6. Vision Transformer¶
ViT(vision transformer)是谷歌团队在2020年提出的将Transformer应用在图像分类的模型。 ViT是Encoder-only结构,其思想简单有效且具有良好的扩展性,被视为Transformer在计算机视觉领域应用的重要里程碑之一。
模型结构如上图所示,通过实验结果可知,在中等规模的数据集上进行训练时, ViT并未表现出比ResNet更好的性能,但随着数据集规模的增大,ViT表现出了优越的性能。
ViT详细请查看论文: An Image is Worth 16x16 Words:Transformers for Image Recognition at Scale。
本章将使用torchvision中ViT的实现,简单测试ViT模型,并将其转换成rknn模型在鲁班猫上部署。
6.1. ViT测试¶
创建一个pytorch环境,详细安装命令参考下 Pytorch官网。
# 使用conda创建虚拟环境
conda create -n vit python=3.9
conda activate vit
# 根据自行的环境安装pytorch,下面是参考命令:
conda install pytorch torchvision pytorch-cuda=12.1 -c pytorch -c nvidia
# 还有一些库等等
pip install numpy
torchvision中ViT的实现源码参考下 这里, 源码中实现了不同大小的模型,本章测试选择的是vit_b_16模型,也就是ViT_Base/16模型,输入图像是224*224,划分16*16 patches。 使用默认的权重 ViT_B_16_Weights.IMAGENET1K_V1 , 该权重是使用 DeiT 训练方法的修改版本从头开始训练。

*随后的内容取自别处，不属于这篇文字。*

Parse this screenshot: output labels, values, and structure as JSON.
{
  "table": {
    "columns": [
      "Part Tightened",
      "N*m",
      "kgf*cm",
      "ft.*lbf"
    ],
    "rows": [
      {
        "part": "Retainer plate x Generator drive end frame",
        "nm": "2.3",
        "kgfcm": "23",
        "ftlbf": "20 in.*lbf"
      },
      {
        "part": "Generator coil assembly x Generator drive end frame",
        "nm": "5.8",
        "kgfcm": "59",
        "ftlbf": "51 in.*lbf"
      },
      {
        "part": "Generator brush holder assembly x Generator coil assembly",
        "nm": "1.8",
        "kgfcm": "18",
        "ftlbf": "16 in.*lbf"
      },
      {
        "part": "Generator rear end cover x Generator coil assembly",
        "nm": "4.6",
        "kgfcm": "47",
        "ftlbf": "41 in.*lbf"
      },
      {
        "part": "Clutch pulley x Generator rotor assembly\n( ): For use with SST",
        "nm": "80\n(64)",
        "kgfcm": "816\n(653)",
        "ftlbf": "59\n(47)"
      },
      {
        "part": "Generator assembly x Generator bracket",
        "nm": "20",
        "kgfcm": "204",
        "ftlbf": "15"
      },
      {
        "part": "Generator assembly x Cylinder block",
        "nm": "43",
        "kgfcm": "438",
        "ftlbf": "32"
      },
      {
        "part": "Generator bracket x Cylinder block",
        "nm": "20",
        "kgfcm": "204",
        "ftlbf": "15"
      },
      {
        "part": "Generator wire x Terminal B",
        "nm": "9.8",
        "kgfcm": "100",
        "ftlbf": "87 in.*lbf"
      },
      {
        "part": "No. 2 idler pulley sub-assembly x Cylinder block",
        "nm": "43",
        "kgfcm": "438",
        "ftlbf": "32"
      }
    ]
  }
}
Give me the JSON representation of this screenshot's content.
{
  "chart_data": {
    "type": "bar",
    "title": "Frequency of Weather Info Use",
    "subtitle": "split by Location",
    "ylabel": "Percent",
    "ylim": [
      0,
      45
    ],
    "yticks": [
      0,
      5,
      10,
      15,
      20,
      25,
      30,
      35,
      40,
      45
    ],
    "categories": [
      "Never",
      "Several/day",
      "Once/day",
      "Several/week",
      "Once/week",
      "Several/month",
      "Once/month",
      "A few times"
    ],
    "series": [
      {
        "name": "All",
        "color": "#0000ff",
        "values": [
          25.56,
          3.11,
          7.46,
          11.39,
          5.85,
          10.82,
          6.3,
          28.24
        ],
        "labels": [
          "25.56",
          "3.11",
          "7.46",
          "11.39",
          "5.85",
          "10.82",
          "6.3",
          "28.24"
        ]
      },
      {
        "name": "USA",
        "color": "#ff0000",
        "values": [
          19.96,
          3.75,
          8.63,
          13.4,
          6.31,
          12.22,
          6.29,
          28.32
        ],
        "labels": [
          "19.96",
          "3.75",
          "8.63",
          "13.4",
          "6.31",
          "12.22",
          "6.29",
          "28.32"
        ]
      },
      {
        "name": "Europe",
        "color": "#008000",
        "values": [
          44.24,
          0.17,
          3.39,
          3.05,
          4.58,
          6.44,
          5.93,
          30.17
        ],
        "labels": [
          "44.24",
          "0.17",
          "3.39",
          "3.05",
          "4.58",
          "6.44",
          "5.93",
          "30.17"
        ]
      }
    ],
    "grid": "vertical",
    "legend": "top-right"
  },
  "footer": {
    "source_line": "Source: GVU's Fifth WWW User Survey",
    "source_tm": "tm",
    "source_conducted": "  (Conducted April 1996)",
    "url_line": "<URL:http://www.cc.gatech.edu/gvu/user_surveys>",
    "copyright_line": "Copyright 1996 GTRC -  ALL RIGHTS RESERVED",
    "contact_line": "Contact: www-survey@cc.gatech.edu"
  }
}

编程一个简单python程序,对单个图像的简单推理,显示具有最高的置信度的5个类。
1 2 3 4 5 6 7 8 9 10 11 12 13 14 15 16 17 18 19 20 21 22 23 24 25 26 27 28 29 30 31 32 33 34 | # 使用的是torchvision.transforms,需要更快转换速度可以更换成torchvision.transforms.v2
pretreatment = transforms.Compose([
transforms.Resize(256, interpolation=InterpolationMode.BILINEAR, antialias=True),
transforms.CenterCrop(224),
transforms.ToTensor(),
transforms.ConvertImageDtype(torch.float),
transforms.Normalize(mean=[0.485, 0.456, 0.406],
std=[0.229, 0.224, 0.225]),
])
# labels
with open(CLASS_LABEL_PATH, 'r') as f:
labels = [l.rstrip() for l in f]
# Model // torchvision.models or torch.hub.load
# model = vit_b_16(weights=ViT_B_16_Weights.DEFAULT)
model=vit_b_16(weights=ViT_B_16_Weights.IMAGENET1K_V1)
model.eval()
# pre
raw_image = Image.open(image).convert("RGB")
image = pretreatment(raw_image).unsqueeze(0)
logits = model(image)
probs = F.softmax(logits, dim=1)
# print the top-5 inferences class // topk
scores = np.squeeze(probs.detach().numpy())
a = np.argsort(scores)[::-1]
print('-----TOP 5-----')
for i in a[0:5]:
print('[%d] score=%.6f class="%s"' % (i, scores[i], labels[i]))
print('done')
|
在环境中运行python测试程序:
(vit) llh@llh:/xxx/ViT$ python test_vit_image.py
-----TOP 5-----
[812] score=0.887221 class="n04266014 space shuttle"
[977] score=0.000342 class="n09421951 sandbar, sand bar"
[833] score=0.000304 class="n04347754 submarine, pigboat, sub, U-boat"
[512] score=0.000269 class="n03109150 corkscrew, bottle screw"
[525] score=0.000247 class="n03160309 dam, dike, dyke"
done
6.2. 模型转换¶
在鲁班猫NPU上部署,需要将模型转换成rknn模型。 我们将需要先将ViT_B_16模型转成onnx,然后使用toolkit2工具(toolkit2安装请参考前面章节)将onnx模型,转换成rknn模型。
6.2.1. onnx模型¶
编写程序导出onnx模型:
1 2 3 4 5 6 7 8 9 10 11 12 13 14 15 16 17 18 | import torch
from torchvision.models import vit_b_16
from torchvision.models import ViT_B_16_Weights
# model = vit_b_16(weights=ViT_B_16_Weights.DEFAULT)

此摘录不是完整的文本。